El anhelo comunicado entre nos consistía en que el virus ojalá se llevara a cinco o seis millones “de negros, de peronistas”, lo que, en el contexto lingüístico argentino, significa más o menos lo mismo: la gente pobre. El caballero puesto al descubierto se llama Julio Carballo, aunque esto es en verdad irrelevante. Lo importante es recordar que a Juan Domingo Perón se lo sigue detestando hoy con toda el alma en determinados círculos sociales y políticos de la nación sureña, casi con la misma pasión de cuando vivía. Odio que respira.
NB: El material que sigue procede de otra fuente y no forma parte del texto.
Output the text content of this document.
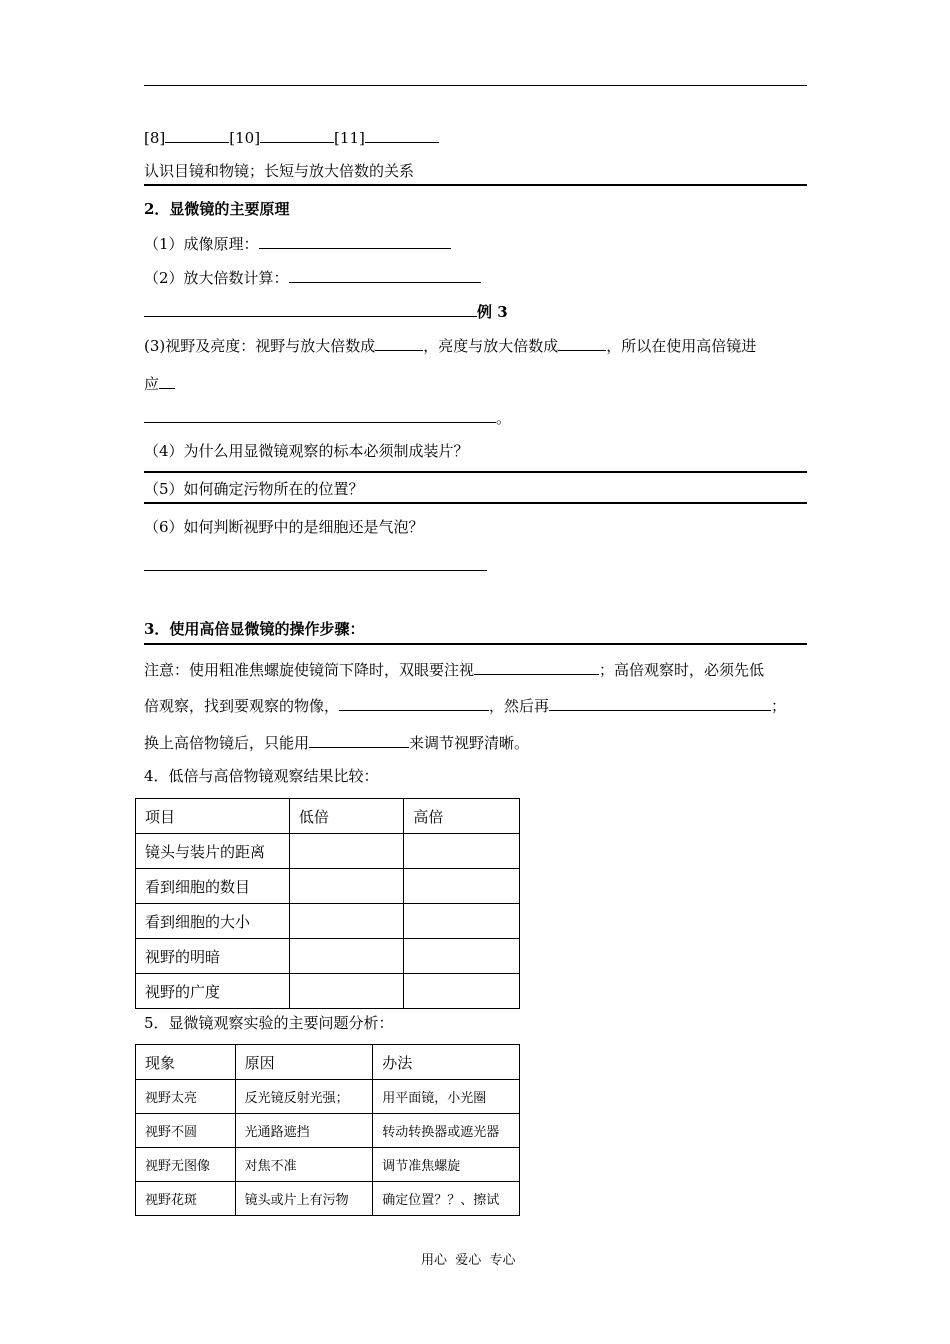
[8]	[10]	[11]
认识目镜和物镜；长短与放大倍数的关系
2．显微镜的主要原理
（1）成像原理：
（2）放大倍数计算：
例 3
(3)视野及亮度：视野与放大倍数成	，亮度与放大倍数成	，所以在使用高倍镜进
应
。
（4）为什么用显微镜观察的标本必须制成装片？
（5）如何确定污物所在的位置？
（6）如何判断视野中的是细胞还是气泡？
3．使用高倍显微镜的操作步骤：
注意：使用粗准焦螺旋使镜筒下降时，双眼要注视	；高倍观察时，必须先低
倍观察，找到要观察的物像，	，然后再	；
换上高倍物镜后，只能用	来调节视野清晰。
4．低倍与高倍物镜观察结果比较：
项目	低倍	高倍
镜头与装片的距离		
看到细胞的数目		
看到细胞的大小		
视野的明暗		
视野的广度		
5．显微镜观察实验的主要问题分析：
现象	原因	办法
视野太亮	反光镜反射光强；	用平面镜，小光圈
视野不圆	光通路遮挡	转动转换器或遮光器
视野无图像	对焦不准	调节准焦螺旋
视野花斑	镜头或片上有污物	确定位置？？、擦试
用心  爱心  专心
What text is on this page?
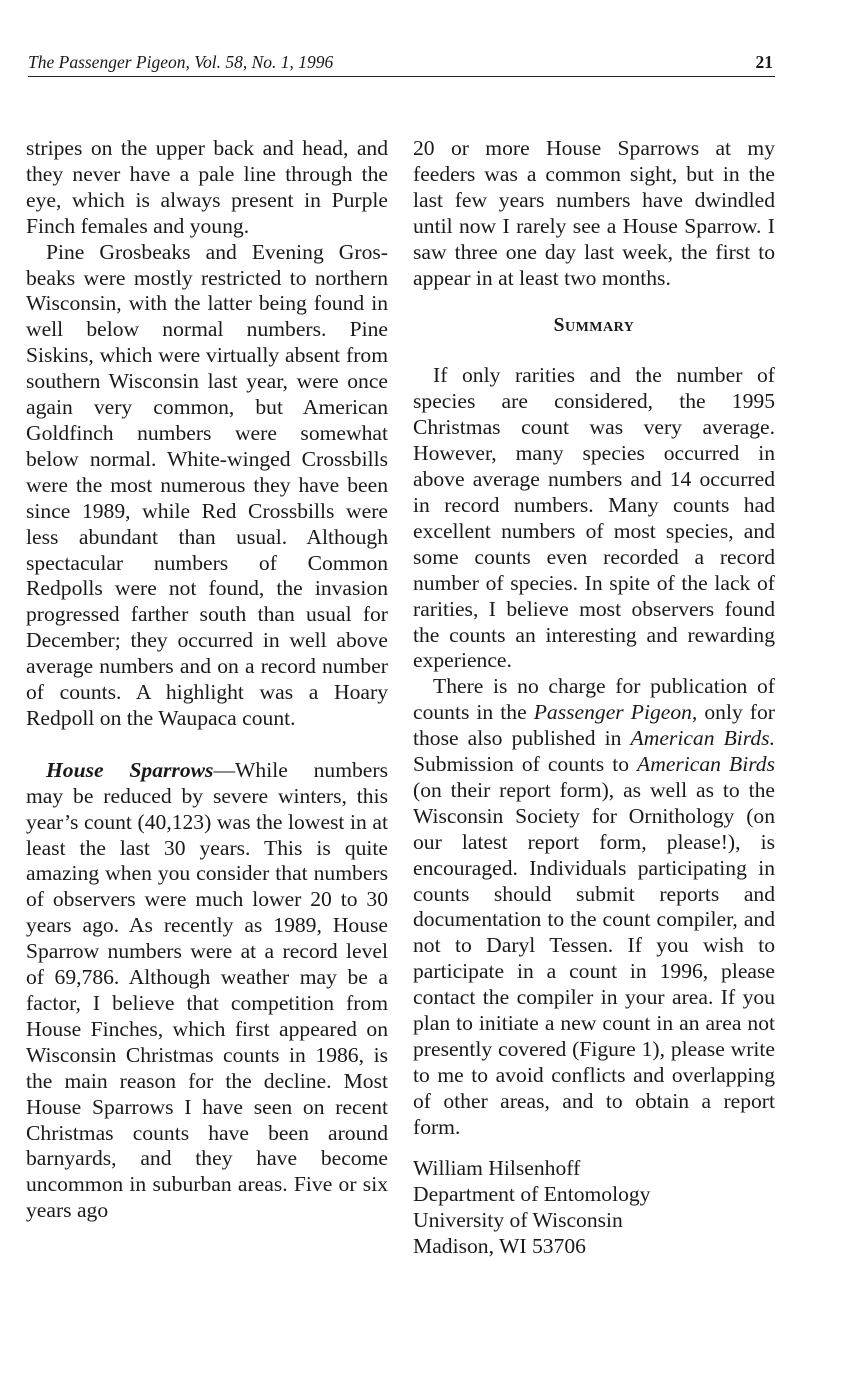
The Passenger Pigeon, Vol. 58, No. 1, 1996	21

stripes on the upper back and head, and they never have a pale line through the eye, which is always present in Purple Finch females and young.

Pine Grosbeaks and Evening Grosbeaks were mostly restricted to northern Wisconsin, with the latter being found in well below normal numbers. Pine Siskins, which were virtually absent from southern Wisconsin last year, were once again very common, but American Goldfinch numbers were somewhat below normal. White-winged Crossbills were the most numerous they have been since 1989, while Red Crossbills were less abundant than usual. Although spectacular numbers of Common Redpolls were not found, the invasion progressed farther south than usual for December; they occurred in well above average numbers and on a record number of counts. A highlight was a Hoary Redpoll on the Waupaca count.

House Sparrows—While numbers may be reduced by severe winters, this year’s count (40,123) was the lowest in at least the last 30 years. This is quite amazing when you consider that numbers of observers were much lower 20 to 30 years ago. As recently as 1989, House Sparrow numbers were at a record level of 69,786. Although weather may be a factor, I believe that competition from House Finches, which first appeared on Wisconsin Christmas counts in 1986, is the main reason for the decline. Most House Sparrows I have seen on recent Christmas counts have been around barnyards, and they have become uncommon in suburban areas. Five or six years ago

20 or more House Sparrows at my feeders was a common sight, but in the last few years numbers have dwindled until now I rarely see a House Sparrow. I saw three one day last week, the first to appear in at least two months.

Summary

If only rarities and the number of species are considered, the 1995 Christmas count was very average. However, many species occurred in above average numbers and 14 occurred in record numbers. Many counts had excellent numbers of most species, and some counts even recorded a record number of species. In spite of the lack of rarities, I believe most observers found the counts an interesting and rewarding experience.

There is no charge for publication of counts in the Passenger Pigeon, only for those also published in American Birds. Submission of counts to American Birds (on their report form), as well as to the Wisconsin Society for Ornithology (on our latest report form, please!), is encouraged. Individuals participating in counts should submit reports and documentation to the count compiler, and not to Daryl Tessen. If you wish to participate in a count in 1996, please contact the compiler in your area. If you plan to initiate a new count in an area not presently covered (Figure 1), please write to me to avoid conflicts and overlapping of other areas, and to obtain a report form.

William Hilsenhoff
Department of Entomology
University of Wisconsin
Madison, WI 53706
En 1987, trece años después de la muerte del caudillo y en plena campaña presidencial, desconocidos entraron al porteño Cementerio de la Chacarita a cortar y robar sus manos, o lo que quedaba de las famosas extremidades, sin que se hubieran olvidado de la espada y la gorra militar con las que se inhumó a aquel en el sepulcro familiar. Los profanadores exigían el pago de un rescate; no obstante, todo indica que ello era apenas una pantalla para encubrir su intención real. La investigación criminal siempre apuntó a que hubo muy seguramente cooperación de la inteligencia estatal en la maniobra; y, además, con el tiempo se estableció que no fue una simple coincidencia el hecho de que los que ahondaron en la cuestión fueron asesinados, o que se intentó su desaparición, durante los meses sucesivos, como si se tratara de una mala película de espías.

¿Por qué Perón?, ¿por qué atacarlo muerto?, ¿por qué a sus órganos? La mejor explicación es que la democracia argentina todavía padecía endeblez en ese entonces (se había restaurado en 1983), y existían quienes temían un nuevo advenimiento electoral de la izquierda que Perón mal que bien representó desde mediados del siglo XX, la que acaso se avistó rediviva en el justicialismo de Carlos Menem. El ataque a sus restos, por repugnante que parezca a algunos, implicaba la materialización de una amenaza indiscriminada (demostrar hasta dónde podían llegar sus autores), a la vez que una simbolización de la derrota del hombre carismático alrededor del cual tantos seguían unidos, en un Estado en que el dogmatismo ideológico nunca fue definitivo. Las manos de Perón eran su distintivo: con ellas saludaba, sonreía, mimaba al pueblo… Palmas abiertas que encarnaban cercanía.

Pero que se manipulara el cadáver de Perón no mostraba sino la insistencia en la venganza iniciada tres décadas y pico antes, con la canalla puesta en circulación, en tanto que moneda de cambio, del cuerpo embalsamado de su segunda esposa, Eva Duarte, fallecida por cáncer en 1952, a los treinta y tres años. Luego de ser momificado, expuesto, secuestrado, mutilado, accedido sexualmente (sí, tal cual), enterrado en Europa, desenterrado, se embovedó finalmente en 1976 en el distinguido Cementerio de la Recoleta, un vecindario poco peronista que solo pudo protestar sil.